Statement-1: If $\alpha , \beta $ are the roots of the equation 

$18(tan^{-1}x)^2 - 9 \pi tan^{-1} + \pi^2 = 0 , $ then $ \alpha + \beta = \frac{4}{\sqrt{3}}$

Statement-2: $ sec^2(cos^{-1}\frac{1}{4})+cosec^2 (sin^{-1}\frac{1}{5}) = 41 $

Statement 1 is True, Statement 2 is True; Statement 2 is not a correct explanation for Statement 1.
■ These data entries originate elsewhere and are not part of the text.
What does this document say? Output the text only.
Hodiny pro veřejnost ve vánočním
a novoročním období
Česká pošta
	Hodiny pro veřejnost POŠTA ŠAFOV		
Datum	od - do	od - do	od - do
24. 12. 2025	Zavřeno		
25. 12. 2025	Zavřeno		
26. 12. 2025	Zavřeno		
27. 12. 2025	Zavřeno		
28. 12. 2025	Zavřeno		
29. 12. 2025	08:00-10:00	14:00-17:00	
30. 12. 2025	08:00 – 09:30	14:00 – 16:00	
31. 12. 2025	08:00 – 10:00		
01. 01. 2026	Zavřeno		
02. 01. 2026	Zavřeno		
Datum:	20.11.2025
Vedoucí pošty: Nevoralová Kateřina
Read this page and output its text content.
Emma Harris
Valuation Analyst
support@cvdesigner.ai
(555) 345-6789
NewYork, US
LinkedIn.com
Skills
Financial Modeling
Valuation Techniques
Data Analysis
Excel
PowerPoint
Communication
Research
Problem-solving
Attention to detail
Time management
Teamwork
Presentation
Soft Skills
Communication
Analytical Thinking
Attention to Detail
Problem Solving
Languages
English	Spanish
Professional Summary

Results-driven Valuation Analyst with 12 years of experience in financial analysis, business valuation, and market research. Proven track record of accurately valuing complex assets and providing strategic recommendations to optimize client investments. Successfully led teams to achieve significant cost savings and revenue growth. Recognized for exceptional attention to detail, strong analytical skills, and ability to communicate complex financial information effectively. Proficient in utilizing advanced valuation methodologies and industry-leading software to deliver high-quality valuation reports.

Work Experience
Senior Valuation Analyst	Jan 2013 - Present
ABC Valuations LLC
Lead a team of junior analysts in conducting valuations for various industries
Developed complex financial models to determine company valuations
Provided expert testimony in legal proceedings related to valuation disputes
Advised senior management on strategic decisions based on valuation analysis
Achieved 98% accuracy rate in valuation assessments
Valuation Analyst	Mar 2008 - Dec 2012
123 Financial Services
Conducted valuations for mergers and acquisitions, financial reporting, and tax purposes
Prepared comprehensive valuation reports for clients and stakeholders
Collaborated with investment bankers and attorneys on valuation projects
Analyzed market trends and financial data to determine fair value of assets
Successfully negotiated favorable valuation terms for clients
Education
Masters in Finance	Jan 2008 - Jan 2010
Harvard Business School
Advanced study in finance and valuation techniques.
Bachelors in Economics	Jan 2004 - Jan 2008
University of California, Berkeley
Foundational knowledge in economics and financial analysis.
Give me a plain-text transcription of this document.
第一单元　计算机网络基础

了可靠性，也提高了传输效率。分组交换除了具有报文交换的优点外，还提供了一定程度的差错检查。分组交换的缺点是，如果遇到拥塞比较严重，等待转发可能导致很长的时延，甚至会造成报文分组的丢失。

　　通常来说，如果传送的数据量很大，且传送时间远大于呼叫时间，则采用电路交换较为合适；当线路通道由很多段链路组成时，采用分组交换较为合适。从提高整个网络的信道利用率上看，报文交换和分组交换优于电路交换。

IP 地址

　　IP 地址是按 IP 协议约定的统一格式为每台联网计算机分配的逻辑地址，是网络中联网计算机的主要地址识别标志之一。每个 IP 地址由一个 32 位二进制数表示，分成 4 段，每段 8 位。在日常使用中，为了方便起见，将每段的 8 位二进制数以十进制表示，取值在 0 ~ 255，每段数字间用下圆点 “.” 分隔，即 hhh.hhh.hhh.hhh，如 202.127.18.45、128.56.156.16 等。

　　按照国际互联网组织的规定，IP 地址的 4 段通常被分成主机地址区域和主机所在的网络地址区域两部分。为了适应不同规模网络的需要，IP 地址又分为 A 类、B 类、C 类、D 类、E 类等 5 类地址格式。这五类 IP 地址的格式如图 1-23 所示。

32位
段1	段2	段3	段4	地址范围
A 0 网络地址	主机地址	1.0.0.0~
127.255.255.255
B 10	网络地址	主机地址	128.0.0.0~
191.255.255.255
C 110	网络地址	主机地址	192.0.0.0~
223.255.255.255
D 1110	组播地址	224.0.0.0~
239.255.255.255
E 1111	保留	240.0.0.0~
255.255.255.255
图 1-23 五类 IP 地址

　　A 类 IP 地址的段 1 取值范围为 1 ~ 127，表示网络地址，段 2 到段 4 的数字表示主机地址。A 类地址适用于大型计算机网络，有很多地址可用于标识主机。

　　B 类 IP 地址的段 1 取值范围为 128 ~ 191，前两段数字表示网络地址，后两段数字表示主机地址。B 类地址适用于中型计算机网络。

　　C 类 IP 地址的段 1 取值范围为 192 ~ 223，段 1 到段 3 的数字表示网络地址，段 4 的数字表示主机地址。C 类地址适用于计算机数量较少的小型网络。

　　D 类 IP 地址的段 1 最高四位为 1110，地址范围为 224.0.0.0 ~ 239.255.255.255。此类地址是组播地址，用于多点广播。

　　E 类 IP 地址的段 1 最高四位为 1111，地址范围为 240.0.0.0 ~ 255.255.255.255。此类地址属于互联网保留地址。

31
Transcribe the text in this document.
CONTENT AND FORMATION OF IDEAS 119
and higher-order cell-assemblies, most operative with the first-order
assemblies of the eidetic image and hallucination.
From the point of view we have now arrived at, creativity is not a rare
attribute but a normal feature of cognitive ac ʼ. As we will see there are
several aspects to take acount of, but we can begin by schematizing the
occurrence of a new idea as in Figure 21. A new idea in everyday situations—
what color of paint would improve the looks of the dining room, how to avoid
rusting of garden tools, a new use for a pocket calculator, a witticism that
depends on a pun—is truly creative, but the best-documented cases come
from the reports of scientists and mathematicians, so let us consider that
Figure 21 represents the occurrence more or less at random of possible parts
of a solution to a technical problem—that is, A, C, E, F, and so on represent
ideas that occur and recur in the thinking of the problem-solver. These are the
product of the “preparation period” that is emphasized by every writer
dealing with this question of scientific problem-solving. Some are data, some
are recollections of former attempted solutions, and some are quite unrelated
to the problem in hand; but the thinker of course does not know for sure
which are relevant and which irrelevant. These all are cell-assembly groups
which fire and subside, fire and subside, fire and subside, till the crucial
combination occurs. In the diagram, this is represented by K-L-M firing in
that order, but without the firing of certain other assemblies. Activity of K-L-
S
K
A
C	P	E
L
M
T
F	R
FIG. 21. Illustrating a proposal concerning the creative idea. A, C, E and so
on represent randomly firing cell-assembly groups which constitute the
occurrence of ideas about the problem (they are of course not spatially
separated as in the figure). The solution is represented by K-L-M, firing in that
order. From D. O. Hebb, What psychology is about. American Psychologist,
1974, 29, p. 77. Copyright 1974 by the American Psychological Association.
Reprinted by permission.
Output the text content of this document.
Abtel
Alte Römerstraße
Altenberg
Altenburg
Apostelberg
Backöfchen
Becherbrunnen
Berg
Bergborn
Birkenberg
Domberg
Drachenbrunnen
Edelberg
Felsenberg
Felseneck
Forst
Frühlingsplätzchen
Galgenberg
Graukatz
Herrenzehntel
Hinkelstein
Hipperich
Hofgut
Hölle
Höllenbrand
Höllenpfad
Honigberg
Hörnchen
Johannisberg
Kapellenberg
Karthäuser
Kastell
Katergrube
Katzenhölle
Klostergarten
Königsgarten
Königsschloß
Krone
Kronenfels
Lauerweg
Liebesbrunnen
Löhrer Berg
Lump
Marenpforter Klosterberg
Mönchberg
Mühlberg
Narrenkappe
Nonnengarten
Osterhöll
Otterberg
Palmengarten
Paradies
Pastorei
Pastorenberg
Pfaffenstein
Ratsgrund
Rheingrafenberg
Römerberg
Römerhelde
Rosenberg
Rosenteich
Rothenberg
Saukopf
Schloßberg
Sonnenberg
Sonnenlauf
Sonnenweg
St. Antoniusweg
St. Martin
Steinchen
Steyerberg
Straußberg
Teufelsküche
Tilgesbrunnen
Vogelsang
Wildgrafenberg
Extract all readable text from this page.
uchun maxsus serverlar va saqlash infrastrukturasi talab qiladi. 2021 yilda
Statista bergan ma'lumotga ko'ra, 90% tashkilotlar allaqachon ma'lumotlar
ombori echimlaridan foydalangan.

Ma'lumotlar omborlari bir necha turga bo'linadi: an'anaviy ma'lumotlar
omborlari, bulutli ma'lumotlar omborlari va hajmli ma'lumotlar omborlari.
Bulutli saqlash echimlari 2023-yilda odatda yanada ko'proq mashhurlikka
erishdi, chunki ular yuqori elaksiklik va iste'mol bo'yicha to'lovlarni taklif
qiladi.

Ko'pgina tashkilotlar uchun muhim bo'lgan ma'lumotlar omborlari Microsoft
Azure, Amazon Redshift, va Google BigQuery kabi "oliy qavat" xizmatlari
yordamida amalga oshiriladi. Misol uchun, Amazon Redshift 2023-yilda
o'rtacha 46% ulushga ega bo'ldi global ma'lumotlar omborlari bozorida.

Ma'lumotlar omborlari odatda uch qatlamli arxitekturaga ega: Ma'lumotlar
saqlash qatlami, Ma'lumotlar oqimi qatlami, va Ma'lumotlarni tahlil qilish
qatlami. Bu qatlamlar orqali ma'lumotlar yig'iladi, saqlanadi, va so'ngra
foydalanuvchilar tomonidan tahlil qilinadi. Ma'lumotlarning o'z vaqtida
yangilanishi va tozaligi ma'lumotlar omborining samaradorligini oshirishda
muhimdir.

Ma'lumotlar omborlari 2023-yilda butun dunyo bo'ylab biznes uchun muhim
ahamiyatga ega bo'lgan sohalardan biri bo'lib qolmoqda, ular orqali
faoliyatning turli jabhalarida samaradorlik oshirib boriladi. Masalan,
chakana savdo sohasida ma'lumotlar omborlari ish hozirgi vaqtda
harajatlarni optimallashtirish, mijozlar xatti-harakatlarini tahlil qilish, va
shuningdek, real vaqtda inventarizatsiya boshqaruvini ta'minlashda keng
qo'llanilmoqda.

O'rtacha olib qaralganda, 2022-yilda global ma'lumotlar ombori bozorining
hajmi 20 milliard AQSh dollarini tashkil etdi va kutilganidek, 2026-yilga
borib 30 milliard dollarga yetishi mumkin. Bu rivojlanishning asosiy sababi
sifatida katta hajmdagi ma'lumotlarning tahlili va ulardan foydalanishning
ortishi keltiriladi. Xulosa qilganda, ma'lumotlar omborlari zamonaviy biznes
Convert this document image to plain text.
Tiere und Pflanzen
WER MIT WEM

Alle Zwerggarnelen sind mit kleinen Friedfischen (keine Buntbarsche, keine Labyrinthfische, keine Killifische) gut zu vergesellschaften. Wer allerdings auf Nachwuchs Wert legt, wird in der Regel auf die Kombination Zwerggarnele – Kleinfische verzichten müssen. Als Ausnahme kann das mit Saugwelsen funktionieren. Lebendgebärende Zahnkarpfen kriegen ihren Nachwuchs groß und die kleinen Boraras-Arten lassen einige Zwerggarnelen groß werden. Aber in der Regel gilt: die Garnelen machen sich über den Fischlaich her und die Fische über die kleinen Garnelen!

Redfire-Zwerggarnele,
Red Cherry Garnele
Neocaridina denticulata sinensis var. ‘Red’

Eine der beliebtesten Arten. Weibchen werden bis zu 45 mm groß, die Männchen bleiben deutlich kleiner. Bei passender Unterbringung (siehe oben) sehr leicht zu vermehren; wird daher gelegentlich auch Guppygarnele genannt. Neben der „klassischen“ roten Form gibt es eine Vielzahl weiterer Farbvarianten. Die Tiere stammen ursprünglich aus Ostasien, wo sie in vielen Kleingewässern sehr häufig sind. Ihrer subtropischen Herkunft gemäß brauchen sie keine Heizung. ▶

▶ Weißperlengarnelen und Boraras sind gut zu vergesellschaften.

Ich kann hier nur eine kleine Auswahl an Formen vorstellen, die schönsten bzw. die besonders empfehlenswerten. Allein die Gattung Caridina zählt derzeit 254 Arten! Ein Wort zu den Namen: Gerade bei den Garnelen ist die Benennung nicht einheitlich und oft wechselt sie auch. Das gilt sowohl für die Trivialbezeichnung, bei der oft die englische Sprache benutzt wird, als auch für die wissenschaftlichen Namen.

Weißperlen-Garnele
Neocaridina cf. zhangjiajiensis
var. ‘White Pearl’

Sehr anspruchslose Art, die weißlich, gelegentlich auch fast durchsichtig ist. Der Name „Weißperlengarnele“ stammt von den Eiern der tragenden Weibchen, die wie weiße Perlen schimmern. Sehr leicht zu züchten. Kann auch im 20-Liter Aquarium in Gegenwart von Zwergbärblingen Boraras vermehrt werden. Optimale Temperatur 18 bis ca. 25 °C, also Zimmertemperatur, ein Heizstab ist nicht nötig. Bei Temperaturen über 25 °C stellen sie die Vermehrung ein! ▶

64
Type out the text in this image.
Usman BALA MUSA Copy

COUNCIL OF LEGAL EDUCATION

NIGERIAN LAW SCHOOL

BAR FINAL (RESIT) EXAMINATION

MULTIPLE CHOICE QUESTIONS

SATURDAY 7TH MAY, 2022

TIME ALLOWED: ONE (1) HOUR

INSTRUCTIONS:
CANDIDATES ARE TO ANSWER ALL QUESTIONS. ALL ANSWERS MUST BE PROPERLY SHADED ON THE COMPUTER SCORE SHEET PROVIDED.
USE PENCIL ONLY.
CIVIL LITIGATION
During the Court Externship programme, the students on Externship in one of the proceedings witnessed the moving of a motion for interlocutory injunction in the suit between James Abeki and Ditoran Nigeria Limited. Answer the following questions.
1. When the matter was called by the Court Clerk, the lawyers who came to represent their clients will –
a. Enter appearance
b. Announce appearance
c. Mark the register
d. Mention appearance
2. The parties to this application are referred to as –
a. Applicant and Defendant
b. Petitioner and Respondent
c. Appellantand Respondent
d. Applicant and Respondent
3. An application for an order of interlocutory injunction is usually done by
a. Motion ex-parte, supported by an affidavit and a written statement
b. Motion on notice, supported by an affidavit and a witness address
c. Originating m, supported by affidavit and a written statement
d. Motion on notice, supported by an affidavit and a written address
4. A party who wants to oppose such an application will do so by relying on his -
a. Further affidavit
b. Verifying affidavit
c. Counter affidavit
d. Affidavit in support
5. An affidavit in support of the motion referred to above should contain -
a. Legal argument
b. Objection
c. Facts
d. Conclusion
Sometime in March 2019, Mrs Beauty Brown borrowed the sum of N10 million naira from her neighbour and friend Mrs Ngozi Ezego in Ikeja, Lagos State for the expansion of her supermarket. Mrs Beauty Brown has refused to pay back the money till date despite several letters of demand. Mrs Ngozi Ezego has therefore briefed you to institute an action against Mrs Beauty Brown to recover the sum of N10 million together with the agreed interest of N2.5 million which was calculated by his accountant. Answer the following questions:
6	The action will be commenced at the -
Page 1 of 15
We have, $(tan^{-1}x)^2 -\frac{\pi}{2}tan^{-1}x +\frac{\pi^2}{18}= 0 $

$⇒ (tan^{-1}x)^2- (\frac{\pi}{6}+\frac{\pi}{3}) tan^{-1}x +\frac{\pi^2}{18}= 0 $

$⇒ \left(tan^{-1}x - \frac{\pi}{6}\right)\left(tan^{-1}x - \frac{\pi}{3}\right)=0$

$⇒ tan^{-1} x =  \frac{\pi}{6},  \frac{\pi}{3}⇒ tan^{-1} \alpha = \frac{\pi}{6} $ and $ tan^{-1} \beta = \frac{\pi}{3}$

$⇒ \alpha = tan \frac{\pi}{6}=\frac{1}{\sqrt{3}}$ and $ \beta = tan = \frac{\pi}{3} = \sqrt{3}⇒ \alpha + \beta = \frac{4}{\sqrt{3}}$

So, statement-1 is true.

$sec^2 \left(cos^{-1}\frac{1}{4}\right) + cosec^2 \left(sin^{-1}\frac{1}{5}\right)$

$= \begin{Bmatrix} sec(sec^{-1}4 ) \end{Bmatrix}^2 + \begin{Bmatrix}cosec (cosec^{-1} 5) \end{Bmatrix}^2= 16 + 25 = 41.$

So, statement-2 is true.